Here are a few more things that I noticed and will need to improve in the next trial:

  1. The dough has this pale yellow colour, I’m not sure where it is from since I’m using all-purpose flour, sugar and milk which is all white in colour. I think it might be the oil? I will try to use a lighter oil next time (will need to do some hunting around the house/store).
  2. The steam makes the top (crust) of the buns very dry and tough. The ones you get at the restaurants are very soft and sometimes will stick to your fingers. The crust is very thin, but will need to improve on the texture abit.
  3. The dough did not rise that much (partly because I might have misunderstood a small part of the recipe) and it’s not as fluffy as the “real” csb. Next time I’ll try to make it with yeast and see if that’d help. Or maybe adjust the amount of flour to make it lighter?

I’m giving this char siu bao a 7.5/10 because I didn’t like how the dough turned out. I’m going to use the same filling for the next attempt since this one seems pretty good.

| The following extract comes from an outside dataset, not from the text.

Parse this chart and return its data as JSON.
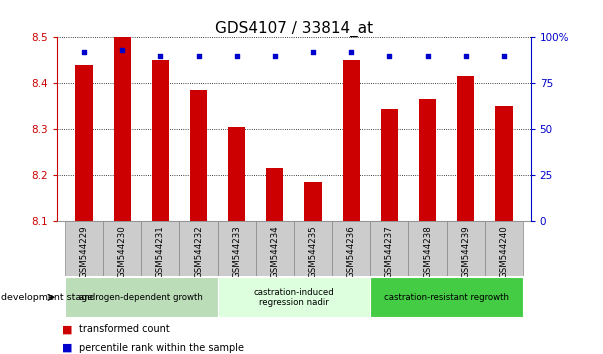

CSB Experiment: The dead wok story
My dad killed the wok because before I add the last batch of buns for steaming, he said he’d help me add more water to the wok first (to ensure that you don’t run out of water since they evaporates as you steam. I asked him if he was sure he added the water and he said yes. So I loaded the steamer with the buns, set the timer for 20 mins when I see steam coming out then went to my room to get ready for bed. I came back to the kitchen 20 mins later and found that there’s no more steam coming out of the wok and the bottom is bright red. There was no more water and the heat is melting the bottom (or almost melting it). The buns were done but it got this brownish colour at the bottom (it looked like it was baked) from the heat. The wok is destroyed so now I have to wait till mom gets a new one before I can start steaming again.